Düzenli güvenlik açığı taraması ve sızma testi, bir kuruluşun ağındaki ve uygulamalarındaki olası güvenlik açıklarını belirlemek için gereklidir. Kuruluşlar, güvenlik açıklarını düzenli olarak tarayarak, güvenlik risklerini saldırganlar tarafından kullanılmadan önce proaktif olarak belirleyebilir ve düzeltebilir. Ek olarak sızma testi, kuruluşların genel güvenlik duruşlarını daha iyi anlamalarına ve potansiyel zayıflıkları kötü niyetli aktörler tarafından kullanılmadan önce belirlemelerine yardımcı olabilir.
Düzenli tarama ve testlere ek olarak kuruluşlar, sağlam güvenlik protokolleri ve prosedürlerinin uygulanmasına da öncelik vermelidir. Bu, güçlü parolaların ve iki faktörlü kimlik doğrulamanın yanı sıra SSH ve HTTPS gibi güvenli protokollerin kullanılması gibi şeyleri içerir. Ayrıca kuruluşlar, hassas verileri ve sistemleri korumak için çalışanların atması gereken adımları özetleyen kapsamlı bir güvenlik politikası geliştirmeli ve uygulamalıdır.
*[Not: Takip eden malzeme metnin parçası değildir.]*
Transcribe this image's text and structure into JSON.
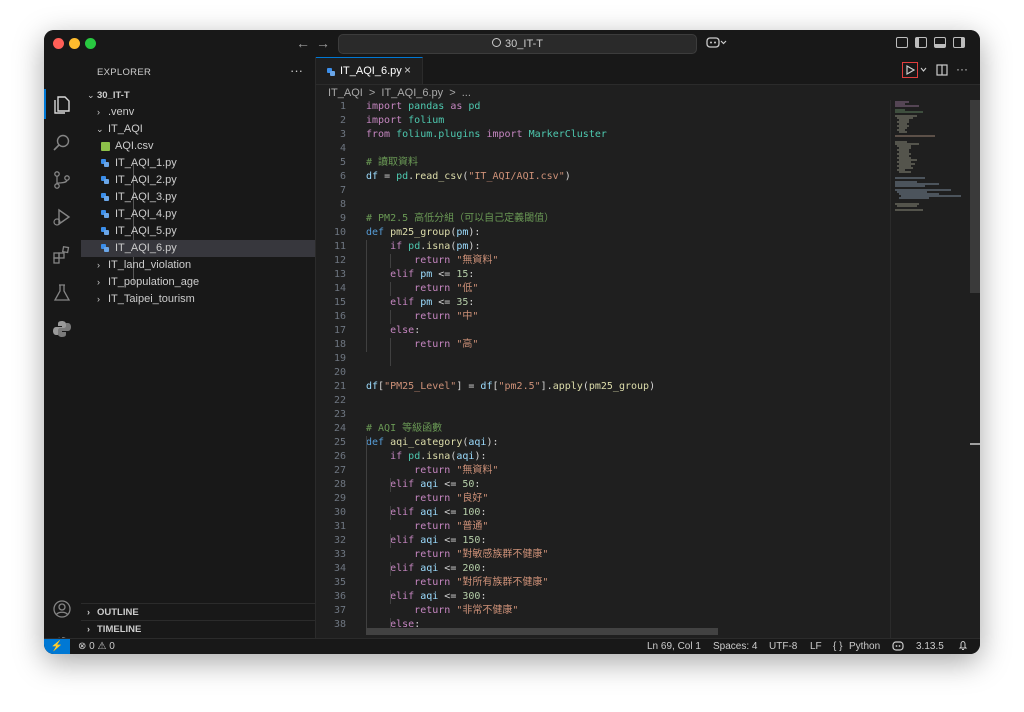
{
  "window": {
    "search_text": "30_IT-T",
    "nav_back": "←",
    "nav_forward": "→"
  },
  "explorer": {
    "title": "EXPLORER",
    "more": "···",
    "root": "30_IT-T",
    "items": [
      {
        "label": ".venv",
        "kind": "folder-collapsed"
      },
      {
        "label": "IT_AQI",
        "kind": "folder-open"
      },
      {
        "label": "AQI.csv",
        "kind": "csv"
      },
      {
        "label": "IT_AQI_1.py",
        "kind": "py"
      },
      {
        "label": "IT_AQI_2.py",
        "kind": "py"
      },
      {
        "label": "IT_AQI_3.py",
        "kind": "py"
      },
      {
        "label": "IT_AQI_4.py",
        "kind": "py"
      },
      {
        "label": "IT_AQI_5.py",
        "kind": "py"
      },
      {
        "label": "IT_AQI_6.py",
        "kind": "py",
        "selected": true
      },
      {
        "label": "IT_land_violation",
        "kind": "folder-collapsed"
      },
      {
        "label": "IT_population_age",
        "kind": "folder-collapsed"
      },
      {
        "label": "IT_Taipei_tourism",
        "kind": "folder-collapsed"
      }
    ],
    "outline": "OUTLINE",
    "timeline": "TIMELINE"
  },
  "editor": {
    "tab_label": "IT_AQI_6.py",
    "tab_close": "×",
    "breadcrumb": [
      "IT_AQI",
      ">",
      "IT_AQI_6.py",
      ">",
      "..."
    ],
    "lines": [
      {
        "n": "1",
        "tokens": [
          [
            "kw",
            "import"
          ],
          [
            "op",
            " "
          ],
          [
            "mod",
            "pandas"
          ],
          [
            "op",
            " "
          ],
          [
            "kw",
            "as"
          ],
          [
            "op",
            " "
          ],
          [
            "mod",
            "pd"
          ]
        ]
      },
      {
        "n": "2",
        "tokens": [
          [
            "kw",
            "import"
          ],
          [
            "op",
            " "
          ],
          [
            "mod",
            "folium"
          ]
        ]
      },
      {
        "n": "3",
        "tokens": [
          [
            "kw",
            "from"
          ],
          [
            "op",
            " "
          ],
          [
            "mod",
            "folium.plugins"
          ],
          [
            "op",
            " "
          ],
          [
            "kw",
            "import"
          ],
          [
            "op",
            " "
          ],
          [
            "mod",
            "MarkerCluster"
          ]
        ]
      },
      {
        "n": "4",
        "tokens": []
      },
      {
        "n": "5",
        "tokens": [
          [
            "cmt",
            "# 讀取資料"
          ]
        ]
      },
      {
        "n": "6",
        "tokens": [
          [
            "var",
            "df"
          ],
          [
            "op",
            " = "
          ],
          [
            "mod",
            "pd"
          ],
          [
            "op",
            "."
          ],
          [
            "fn",
            "read_csv"
          ],
          [
            "op",
            "("
          ],
          [
            "str",
            "\"IT_AQI/AQI.csv\""
          ],
          [
            "op",
            ")"
          ]
        ]
      },
      {
        "n": "7",
        "tokens": []
      },
      {
        "n": "8",
        "tokens": []
      },
      {
        "n": "9",
        "tokens": [
          [
            "cmt",
            "# PM2.5 高低分組（可以自己定義閾值）"
          ]
        ]
      },
      {
        "n": "10",
        "tokens": [
          [
            "kw2",
            "def"
          ],
          [
            "op",
            " "
          ],
          [
            "fn",
            "pm25_group"
          ],
          [
            "op",
            "("
          ],
          [
            "var",
            "pm"
          ],
          [
            "op",
            "):"
          ]
        ]
      },
      {
        "n": "11",
        "tokens": [
          [
            "op",
            "    "
          ],
          [
            "kw",
            "if"
          ],
          [
            "op",
            " "
          ],
          [
            "mod",
            "pd"
          ],
          [
            "op",
            "."
          ],
          [
            "fn",
            "isna"
          ],
          [
            "op",
            "("
          ],
          [
            "var",
            "pm"
          ],
          [
            "op",
            "):"
          ]
        ]
      },
      {
        "n": "12",
        "tokens": [
          [
            "op",
            "        "
          ],
          [
            "kw",
            "return"
          ],
          [
            "op",
            " "
          ],
          [
            "str",
            "\"無資料\""
          ]
        ]
      },
      {
        "n": "13",
        "tokens": [
          [
            "op",
            "    "
          ],
          [
            "kw",
            "elif"
          ],
          [
            "op",
            " "
          ],
          [
            "var",
            "pm"
          ],
          [
            "op",
            " <= "
          ],
          [
            "num",
            "15"
          ],
          [
            "op",
            ":"
          ]
        ]
      },
      {
        "n": "14",
        "tokens": [
          [
            "op",
            "        "
          ],
          [
            "kw",
            "return"
          ],
          [
            "op",
            " "
          ],
          [
            "str",
            "\"低\""
          ]
        ]
      },
      {
        "n": "15",
        "tokens": [
          [
            "op",
            "    "
          ],
          [
            "kw",
            "elif"
          ],
          [
            "op",
            " "
          ],
          [
            "var",
            "pm"
          ],
          [
            "op",
            " <= "
          ],
          [
            "num",
            "35"
          ],
          [
            "op",
            ":"
          ]
        ]
      },
      {
        "n": "16",
        "tokens": [
          [
            "op",
            "        "
          ],
          [
            "kw",
            "return"
          ],
          [
            "op",
            " "
          ],
          [
            "str",
            "\"中\""
          ]
        ]
      },
      {
        "n": "17",
        "tokens": [
          [
            "op",
            "    "
          ],
          [
            "kw",
            "else"
          ],
          [
            "op",
            ":"
          ]
        ]
      },
      {
        "n": "18",
        "tokens": [
          [
            "op",
            "        "
          ],
          [
            "kw",
            "return"
          ],
          [
            "op",
            " "
          ],
          [
            "str",
            "\"高\""
          ]
        ]
      },
      {
        "n": "19",
        "tokens": []
      },
      {
        "n": "20",
        "tokens": []
      },
      {
        "n": "21",
        "tokens": [
          [
            "var",
            "df"
          ],
          [
            "op",
            "["
          ],
          [
            "str",
            "\"PM25_Level\""
          ],
          [
            "op",
            "] = "
          ],
          [
            "var",
            "df"
          ],
          [
            "op",
            "["
          ],
          [
            "str",
            "\"pm2.5\""
          ],
          [
            "op",
            "]."
          ],
          [
            "fn",
            "apply"
          ],
          [
            "op",
            "("
          ],
          [
            "fn",
            "pm25_group"
          ],
          [
            "op",
            ")"
          ]
        ]
      },
      {
        "n": "22",
        "tokens": []
      },
      {
        "n": "23",
        "tokens": []
      },
      {
        "n": "24",
        "tokens": [
          [
            "cmt",
            "# AQI 等級函數"
          ]
        ]
      },
      {
        "n": "25",
        "tokens": [
          [
            "kw2",
            "def"
          ],
          [
            "op",
            " "
          ],
          [
            "fn",
            "aqi_category"
          ],
          [
            "op",
            "("
          ],
          [
            "var",
            "aqi"
          ],
          [
            "op",
            "):"
          ]
        ]
      },
      {
        "n": "26",
        "tokens": [
          [
            "op",
            "    "
          ],
          [
            "kw",
            "if"
          ],
          [
            "op",
            " "
          ],
          [
            "mod",
            "pd"
          ],
          [
            "op",
            "."
          ],
          [
            "fn",
            "isna"
          ],
          [
            "op",
            "("
          ],
          [
            "var",
            "aqi"
          ],
          [
            "op",
            "):"
          ]
        ]
      },
      {
        "n": "27",
        "tokens": [
          [
            "op",
            "        "
          ],
          [
            "kw",
            "return"
          ],
          [
            "op",
            " "
          ],
          [
            "str",
            "\"無資料\""
          ]
        ]
      },
      {
        "n": "28",
        "tokens": [
          [
            "op",
            "    "
          ],
          [
            "kw",
            "elif"
          ],
          [
            "op",
            " "
          ],
          [
            "var",
            "aqi"
          ],
          [
            "op",
            " <= "
          ],
          [
            "num",
            "50"
          ],
          [
            "op",
            ":"
          ]
        ]
      },
      {
        "n": "29",
        "tokens": [
          [
            "op",
            "        "
          ],
          [
            "kw",
            "return"
          ],
          [
            "op",
            " "
          ],
          [
            "str",
            "\"良好\""
          ]
        ]
      },
      {
        "n": "30",
        "tokens": [
          [
            "op",
            "    "
          ],
          [
            "kw",
            "elif"
          ],
          [
            "op",
            " "
          ],
          [
            "var",
            "aqi"
          ],
          [
            "op",
            " <= "
          ],
          [
            "num",
            "100"
          ],
          [
            "op",
            ":"
          ]
        ]
      },
      {
        "n": "31",
        "tokens": [
          [
            "op",
            "        "
          ],
          [
            "kw",
            "return"
          ],
          [
            "op",
            " "
          ],
          [
            "str",
            "\"普通\""
          ]
        ]
      },
      {
        "n": "32",
        "tokens": [
          [
            "op",
            "    "
          ],
          [
            "kw",
            "elif"
          ],
          [
            "op",
            " "
          ],
          [
            "var",
            "aqi"
          ],
          [
            "op",
            " <= "
          ],
          [
            "num",
            "150"
          ],
          [
            "op",
            ":"
          ]
        ]
      },
      {
        "n": "33",
        "tokens": [
          [
            "op",
            "        "
          ],
          [
            "kw",
            "return"
          ],
          [
            "op",
            " "
          ],
          [
            "str",
            "\"對敏感族群不健康\""
          ]
        ]
      },
      {
        "n": "34",
        "tokens": [
          [
            "op",
            "    "
          ],
          [
            "kw",
            "elif"
          ],
          [
            "op",
            " "
          ],
          [
            "var",
            "aqi"
          ],
          [
            "op",
            " <= "
          ],
          [
            "num",
            "200"
          ],
          [
            "op",
            ":"
          ]
        ]
      },
      {
        "n": "35",
        "tokens": [
          [
            "op",
            "        "
          ],
          [
            "kw",
            "return"
          ],
          [
            "op",
            " "
          ],
          [
            "str",
            "\"對所有族群不健康\""
          ]
        ]
      },
      {
        "n": "36",
        "tokens": [
          [
            "op",
            "    "
          ],
          [
            "kw",
            "elif"
          ],
          [
            "op",
            " "
          ],
          [
            "var",
            "aqi"
          ],
          [
            "op",
            " <= "
          ],
          [
            "num",
            "300"
          ],
          [
            "op",
            ":"
          ]
        ]
      },
      {
        "n": "37",
        "tokens": [
          [
            "op",
            "        "
          ],
          [
            "kw",
            "return"
          ],
          [
            "op",
            " "
          ],
          [
            "str",
            "\"非常不健康\""
          ]
        ]
      },
      {
        "n": "38",
        "tokens": [
          [
            "op",
            "    "
          ],
          [
            "kw",
            "else"
          ],
          [
            "op",
            ":"
          ]
        ]
      }
    ]
  },
  "statusbar": {
    "errors": "0",
    "warnings": "0",
    "position": "Ln 69, Col 1",
    "spaces": "Spaces: 4",
    "encoding": "UTF-8",
    "eol": "LF",
    "language": "Python",
    "braces": "{ }",
    "python_version": "3.13.5"
  },
  "colors": {
    "accent": "#0078d4",
    "run_border": "#e03e3e"
  }
}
Son olarak, sosyal mühendislik saldırıları söz konusu olduğunda kuruluşların uyanık kalması önemlidir. Bu, çalışanlara bu tür saldırıları nasıl tanımlayacakları ve önleyecekleri konusunda düzenli eğitim vermenin yanı sıra kimlik avı ve diğer sosyal mühendislik taktiklerine karşı çalışanlara ulaşmadan korunmak için sağlam güvenlik protokolleri uygulamak anlamına gelir.
Genel olarak yeni “Sızma Durumu Testi 2023” raporu, veri ihlalleri ve siber saldırılarla ilişkili riskler söz konusu olduğunda kuruluşların tetikte olması gerektiğini vurguluyor. Kuruluşlar, proaktif güvenlik önlemleri uygulayarak ve en son güvenlik trendlerinden haberdar olarak kendilerini bu tehditlere karşı koruyabilir ve hassas verilerinin ve sistemlerinin güvenliğini sağlayabilir. Teknolojinin devam eden gelişimi ve saldırganların karmaşıklığının artmasıyla birlikte, kuruluşların güvenlik çabalarına öncelik vermesi ve güvenlik açıklarına ve tehditlere karşı proaktif bir yaklaşım benimsemesi her zamankinden daha önemli.
yazar hakkında
Andrew Obadiaru, geleneksel, statik sızma testi modelini modernize eden bir hizmet olarak kalem testi (PtaaS) platformu sağlayan Cobalt’ın bilgi güvenliği sorumlusudur. Andrew, Cobalt’ın sistem ve verilerinin gizliliğini, bütünlüğünü ve kullanılabilirliğini korumaktan sorumludur. Andrew, değişen teknolojiler, yazılımlar ve çeşitli platformlarda riski yönetme ve azaltma geçmişiyle güvenlik ve teknoloji alanında 20 yılı aşkın bir deneyime sahiptir.